Quanto si è speso per l’operazione di restauro e ristrutturazione della Scala? Non è dato saperlo con precisione. Dovrebbe trattarsi di una cifra tra i 100 e i 150 milioni di euro. Pagati quasi interamente dai contribuenti, mentre La Scala è utilizzata quasi esclusivamente dai ceti più abbienti. Non si poteva quindi far contribuire maggiormente coloro che fruiranno del nuovo teatro? Bene, in ogni caso, non ignorare il problema nascondendo la testa sotto la sabbia.
Dopo le note polemiche, l’ inaugurazione della nuova Scala il 7 dicembre sembra aver messo tutti d’ accordo, in un vero e proprio bagno di retorica in cui era difficile ascoltare una voce dissonante nei media più importanti. Al grande party c’era la crema della buona borghesia, della imprenditoria, della aristocrazia, e della cultura milanesi, insieme ai massimi esponenti della politica e della Chiesa locali. Mancava solo un invitato: il contribuente.
Gli aspetti positivi
Non voglio ovviamente entrare nella querelle sugli aspetti artistici ed architettonici dell’ operazione, né sulla altrettanto annosa querelle della legittimità degli appalti. Ed è giusto riconoscere alcuni aspetti positivi dell’operazione: i costi di ristrutturazione dell’ edificio storico della Scala tutto sommato limitati rispetto alle esperienze disastrose di teatri più piccoli quali il Dal Verme e il Piccolo; e i tempi di realizzazione estremamente rapidi rispetto al passato.
I costi
Ma, trattandosi di soldi pubblici, è importante capire quanto si è speso.

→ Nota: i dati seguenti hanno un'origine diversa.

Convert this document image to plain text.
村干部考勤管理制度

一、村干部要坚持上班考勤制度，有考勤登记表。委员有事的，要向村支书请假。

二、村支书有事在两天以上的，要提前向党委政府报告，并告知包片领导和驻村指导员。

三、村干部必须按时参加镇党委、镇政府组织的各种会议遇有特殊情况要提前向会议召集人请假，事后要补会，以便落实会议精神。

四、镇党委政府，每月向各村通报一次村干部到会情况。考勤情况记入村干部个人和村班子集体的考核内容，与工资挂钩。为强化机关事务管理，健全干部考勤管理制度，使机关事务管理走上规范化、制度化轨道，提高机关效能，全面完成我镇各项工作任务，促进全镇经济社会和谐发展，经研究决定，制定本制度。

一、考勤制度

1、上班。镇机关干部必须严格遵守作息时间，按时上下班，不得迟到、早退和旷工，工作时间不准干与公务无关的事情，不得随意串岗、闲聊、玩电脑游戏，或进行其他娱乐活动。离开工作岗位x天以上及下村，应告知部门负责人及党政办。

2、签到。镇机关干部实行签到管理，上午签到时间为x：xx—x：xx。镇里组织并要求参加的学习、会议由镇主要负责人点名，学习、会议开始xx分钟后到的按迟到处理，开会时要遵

Una esatta ricostruzione dei costi totali a carico del contribuente appare difficile se non impossibile (ripetute richieste alla fondazione la Scala non hanno sortito effetto alcuno. Proviamo dunque a fare qualche conto prudenziale sulla base dell’ informazione che sono riuscito ad ottenere.
Restauro e ristrutturazione della sede storica della Scala: 56 milioni sul bilancio del comune di Milano, incluse le varianti ( vd comunicati stampa comune di Milano del 4 marzo e del 20 giugno 2004 e riunione del consiglio comunale del 29 luglio 2004).
Accordo bonario di componimento delle riserve formulate dalla ditta appaltatrice: 8,3 milioni (vd. delibera della giunta comunale del 19 ottobre 2004).
Contributo per le manifestazioni di riapertura della Scala: 1 milione (vd delibera della giunta comunale del 16 novembre 2004).
Costruzione del Teatro Arcimboldi (che ha ospitato la Scala durante i lavori alla sede storica): 38 milioni sul bilancio del comune di Milano (inclusi 18 milioni di oneri di urbanizzazione dell’ area Bicocca dovuti dalla Pirelli e abbuonati in cambio di lavori al Teatro – vd comunicato stampa comune di Milano 18 febbraio 2003).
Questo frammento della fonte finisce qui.